As the weather was still holding out and the wind was still generally from behind, we decided to bash on to at least Helmsdale and decide what to do when we got there. Unfortunately our hopes of a dry day were quickly put to bed as we got well soaked between Galspie and Brora. It had chilled down considerably as well - we love the unpredictable nature of the Scottish weather!

Kenny met us again at Helmsdale as the sun had come out as if to welcome us. Loaded ourselves with cake, bridie, tea etc and then decided to batter on a further 15 miles to Dunbeath. In the end this proved to be a good decision because, despite the rather hefty climbs up out of both Helmsdale and Berriedale we achieved 2 trip records so far: fastest descent reaching a speed of 47 mph and the longest distance pedalled in a day of 96 miles. Even better, the campsite at Dunbeath is one of the best we've been to with warm and very comfortable showering and washing facilities.

Kenny fixed up a great dinner of haggis, neaps and tatties to finish a pretty excellent day's effort. Only around 37 miles to do tomorrow - yippee!!

Listen to today's audio diary.

Tuesday 16 August - Dunbeath to John O'Groats (37 miles)

Last day and the final sprint to the finish line! We got started good and early and had only one idea in mind, to press on to finish the last 37 miles, of course.

Not many stops today except for Nick the Piddle to do his stuff! The weather stayed kind to us and the wind was not very significant. A brief stop at Wick before we then clattered on to John O'Groats.

Kenny caught up with us with about 2 miles to go, just at the top of a sneaky (and somewhat unexpected) wee hill climb. He was able to get ahead to take some photos as we first got to the John O'Groats sign and then free-wheeled down to the car park and jetty area, whilst playing the penny whistle to the bemusement of a number of onlookers!.

Several other End to End cyclists were finishing around the same time, including James from Greenock who had done the distance in 6 days and a young 15 year old lad who had cycled all the way with his family following in close pursuit.

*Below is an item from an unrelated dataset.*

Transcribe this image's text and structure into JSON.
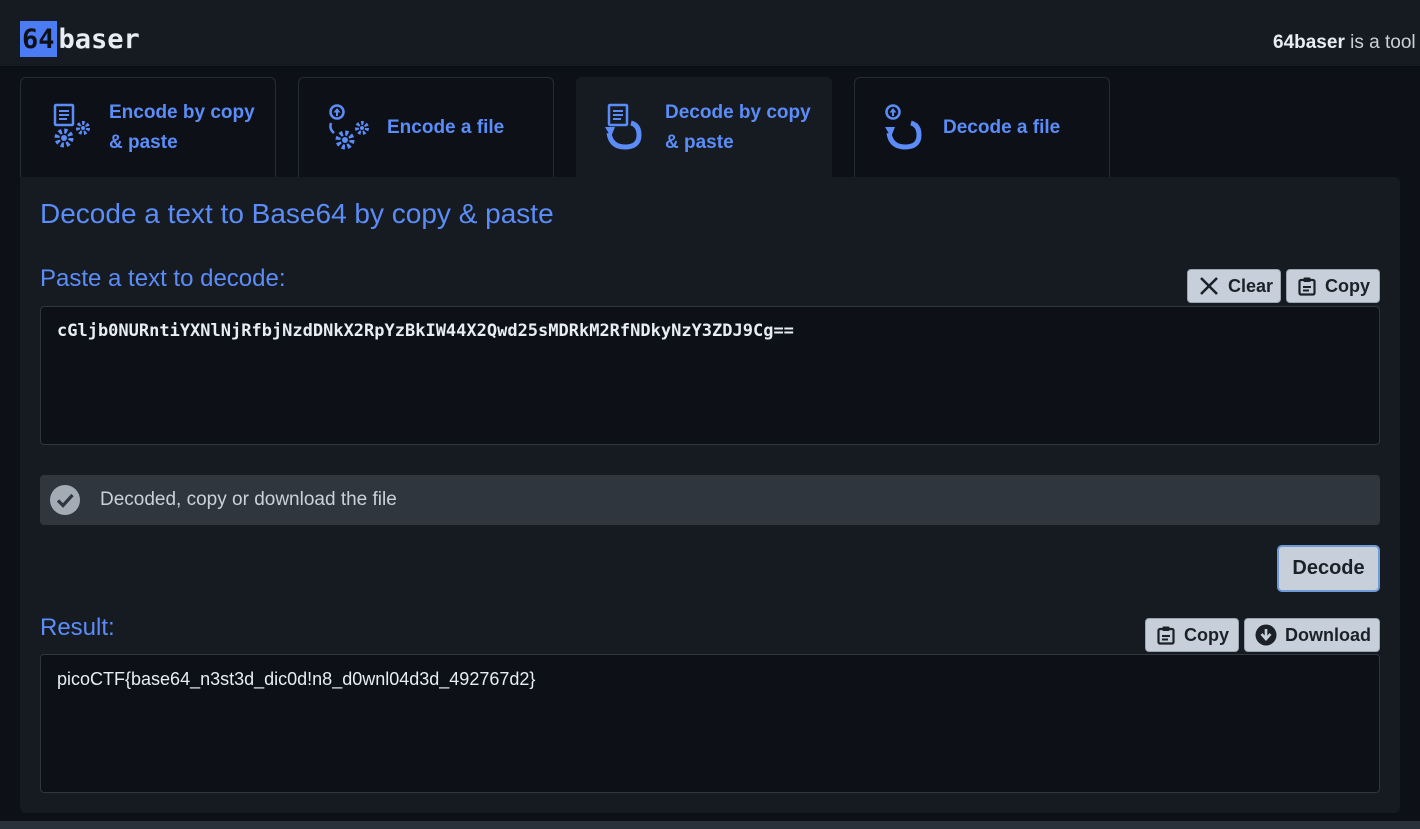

What a great feeling to get to the end but even better to get yet another of Kenny's great bacon and egg butties! Kenny had also 'taken the plunge' on the team's behalf when he dived into the harbour for his constitutional dip - too cold for a wimp like me!!

After a bit of a tidy up and clean of the bike, we loaded up and started the long journey south. At the time of writing, we don't know where we are aiming for but probably somewhere around Boat of Garten area - as long as there is a shower, pub and place to eat I don't much care!! Back to Glasgow tomorrow

Addendum: In the end we found a campsite at the south end of Aviemore, right beside a very nice Italian restaurant where they had an 'eat all you want' buffet - just perfect, especially for Nick!! Jamie's friend Gordon Seaton also came down from Forres for a few drinks and to join the mini celebration.

Listen to today's audio diary.

Wednesday 17 August - Aviemore to Glasgow on the road

A very straightforward run back to Glasgow, followed by a de-gunge of the camper van brought the trip to an end.

It is only a few days later, but already the journey seems a long time ago!

Thank you to everyone who has supported us physically, emotionally or in spirit, it has been much appreciated.